A pandemia e, depois, a guerra na Ucrânia deixaram uma lição simples: a Europa depende demasiado do exterior. Dependemos de energia, de componentes industriais e, sobretudo, de matérias-primas que estão na base de quase tudo o que consumimos. Sem esses materiais, não há transição energética, não há indústria tecnológica e também não há defesa moderna.
A União Europeia identifica hoje 34 matérias-primas críticas. Em muitas delas, a dependência de fornecedores externos é muito elevada e, nalguns casos, concentrada em poucos países. Isto cria um risco real, pois basta uma crise política, uma restrição às exportações ou uma rutura logística para travar a produção de fábricas europeias.
Por isso, o setor dos resíduos tem de ser visto de outra forma. Não é apenas uma questão ambiental ou um custo para municípios e empresas. Resíduos são, muitas vezes, minas urbanas. O lixo eletrónico, por exemplo, contém metais e elementos raros que a Europa importa e que são essenciais para motores elétricos, ímanes permanentes, turbinas e equipamento industrial. Baterias usadas guardam lítio, níquel e cobalto. Cabos e componentes têm cobre e alumínio. Placas eletrónicas podem conter ouro, prata e outros metais com valor.
Isto interessa também à segurança e à defesa. Um drone depende de baterias, sensores e eletrónica. Radares e comunicações críticas usam semicondutores e materiais específicos. Aeronaves e sistemas navais dependem de ligas metálicas avançadas. Quando faltam matérias-primas, a cadeia de produção abranda e a capacidade de resposta diminui. Em suma: autonomia estratégica também passa por controlar melhor os materiais.

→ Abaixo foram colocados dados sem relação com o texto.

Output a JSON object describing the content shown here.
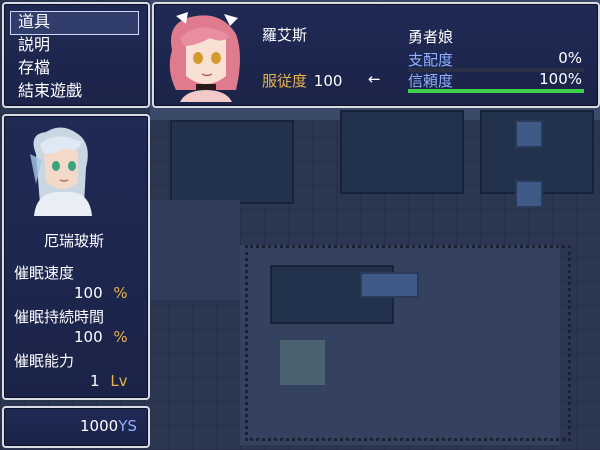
{
  "menu": {
    "items": [
      {
        "label": "道具"
      },
      {
        "label": "説明"
      },
      {
        "label": "存檔"
      },
      {
        "label": "結束遊戲"
      }
    ],
    "selected_index": 0
  },
  "player": {
    "name": "厄瑞玻斯",
    "stats": [
      {
        "label": "催眠速度",
        "value": "100",
        "unit": "%"
      },
      {
        "label": "催眠持続時間",
        "value": "100",
        "unit": "%"
      },
      {
        "label": "催眠能力",
        "value": "1",
        "unit": "Lv"
      }
    ]
  },
  "gold": {
    "value": "1000",
    "unit": "YS"
  },
  "target": {
    "name": "羅艾斯",
    "obedience_label": "服従度",
    "obedience_value": "100",
    "arrow": "←",
    "class_name": "勇者娘",
    "domination": {
      "label": "支配度",
      "value": "0%",
      "fill": 0
    },
    "trust": {
      "label": "信頼度",
      "value": "100%",
      "fill": 1.0
    }
  },
  "colors": {
    "window_bg": "#1f2a55",
    "window_border": "#d9dbe5",
    "accent_text": "#e8b24a",
    "gauge_fill": "#3fd24f",
    "stat_label_blue": "#8fb0ff"
  }
}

É por isso que, em 2024, a UE aprovou o Regulamento Europeu das Matérias-Primas Críticas. Entre as metas para 2030 está garantir que pelo menos 10% do consumo anual é extraído na União, 40% é processado internamente e 25% é obtido por reciclagem. Pode parecer técnico, mas a ideia é simples: produzir mais na Europa e desperdiçar menos. E, ao mesmo tempo, reduzir o impacto ambiental associado a novas extrações.

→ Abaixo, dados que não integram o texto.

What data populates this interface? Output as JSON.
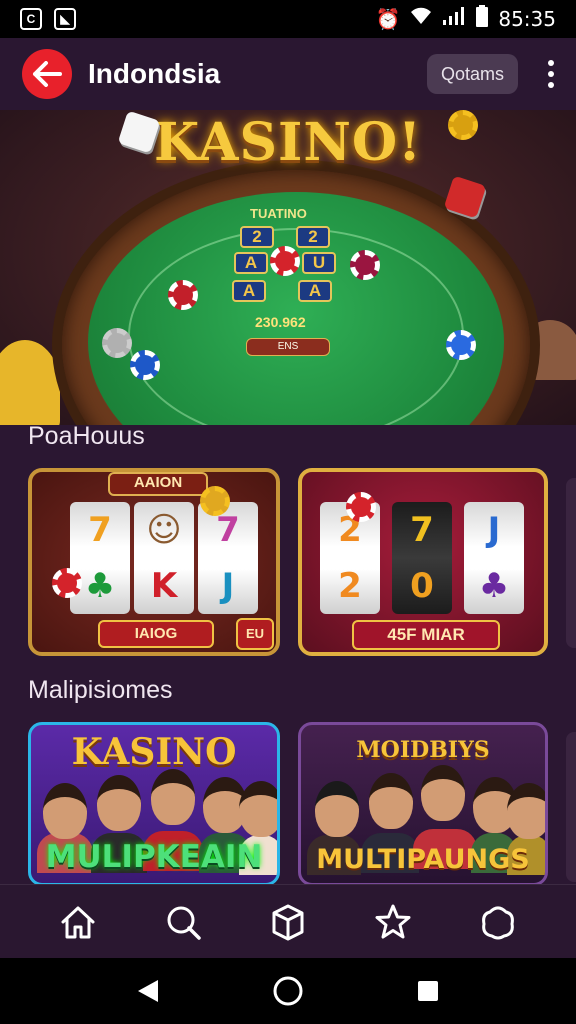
{
  "status_bar": {
    "time": "85:35"
  },
  "app_bar": {
    "title": "Indondsia",
    "pill_button": "Qotams"
  },
  "hero": {
    "title": "KASINO!",
    "felt_label": "TUATINO",
    "cards": [
      "2",
      "2",
      "A",
      "U",
      "A",
      "A"
    ],
    "amount": "230.962",
    "button": "ENS"
  },
  "sections": [
    {
      "label": "PoaHouus"
    },
    {
      "label": "Malipisiomes"
    }
  ],
  "slot_tiles": [
    {
      "top_label": "AAION",
      "bottom_label": "IAIOG",
      "badge": "EU",
      "reels": [
        [
          "7",
          "♣"
        ],
        [
          "☺",
          "K"
        ],
        [
          "7",
          "J"
        ]
      ]
    },
    {
      "bottom_label": "45F MIAR",
      "reels": [
        [
          "2",
          "2"
        ],
        [
          "7",
          "0"
        ],
        [
          "J",
          "♣"
        ]
      ]
    }
  ],
  "multi_tiles": [
    {
      "title": "KASINO",
      "bottom": "MULIPKEAIN"
    },
    {
      "title": "MOIDBIYS",
      "bottom": "MULTIPAUNGS"
    }
  ],
  "bottom_nav": [
    "home-icon",
    "search-icon",
    "box-icon",
    "star-icon",
    "profile-icon"
  ],
  "accent": "#e8212b"
}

Alguns Estados-Membros já ligam reciclagem, política industrial e resiliência. Portugal não parte do zero. Desenvolvemos, nas últimas décadas, um setor de reciclagem tecnicamente sólido, com empresas que operam segundo padrões elevados e conhecimento acumulado. A Estratégia Nacional para as Matérias-Primas Críticas aponta no mesmo sentido: mais circularidade, melhor recuperação de materiais e maior capacidade de acompanhar cadeias de abastecimento estratégicas.

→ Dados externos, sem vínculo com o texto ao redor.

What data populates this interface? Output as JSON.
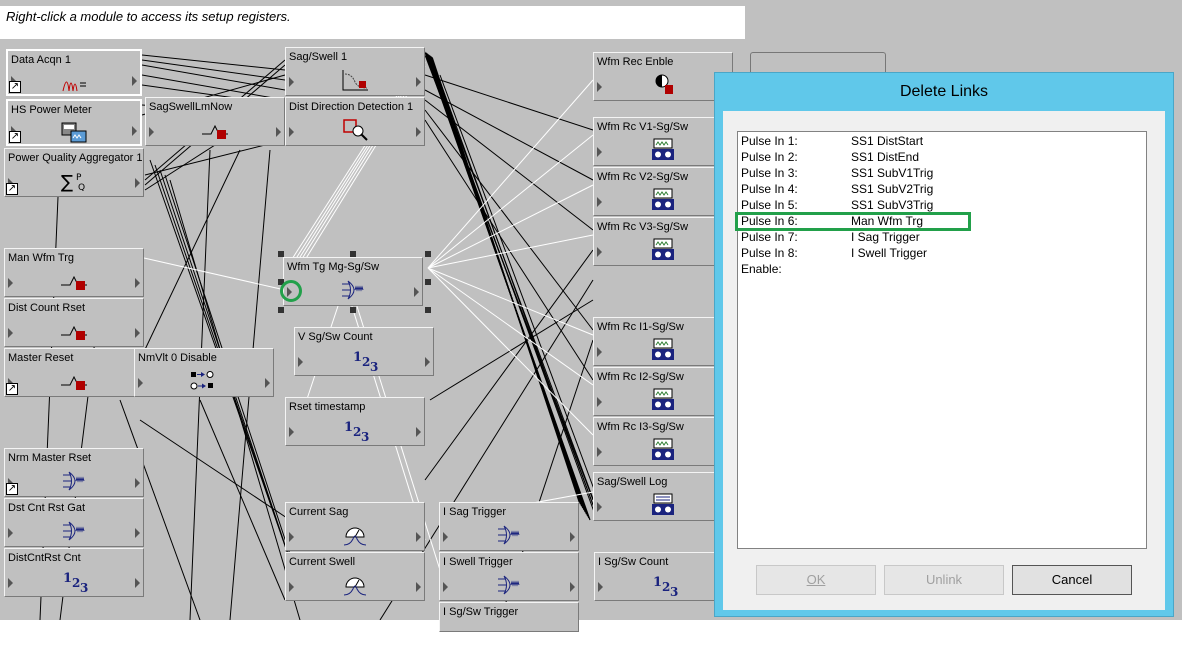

Temos ainda vantagens práticas que contam quando se decide onde investir: espaço para novas instalações industriais, portos modernos e bem localizados e um tecido produtivo que se adapta quando existem regras claras e previsibilidade. Se criarmos condições, podemos atrair projetos de valorização de resíduos eletrónicos e industriais, reter valor em território nacional e integrar Portugal em cadeias europeias.
O que falta? Acelerar e ligar as pontas. Precisamos de licenciamento mais rápido e previsível, de investimento em tecnologia de separação e refinação de materiais críticos e de contratos estáveis que garantam que os materiais recuperados voltam à indústria, em vez de saírem do espaço europeu sem transformação. Precisamos também de melhorar a recolha, a triagem e a qualidade do material, com mais cooperação entre municípios, entidades intermunicipais e operadores. E precisamos de formar técnicos e engenheiros especializados, porque esta “nova mineração” exige competências que não se improvisam.
A UE está a preparar o próximo Quadro Financeiro Plurianual e tudo indica que a competitividade e a segurança económica vão pesar mais nas decisões de investimento. Se Portugal alinhar regulação, investimento e estratégia industrial, pode posicionar-se como polo europeu na recuperação de matérias-primas a partir de resíduos. Ganhamos autonomia, criamos emprego industrial e reforçamos a capacidade europeia de produzir, incluindo para a defesa.
A oportunidade está à vista. Se não formos rápidos, outros países ocuparão esse espaço.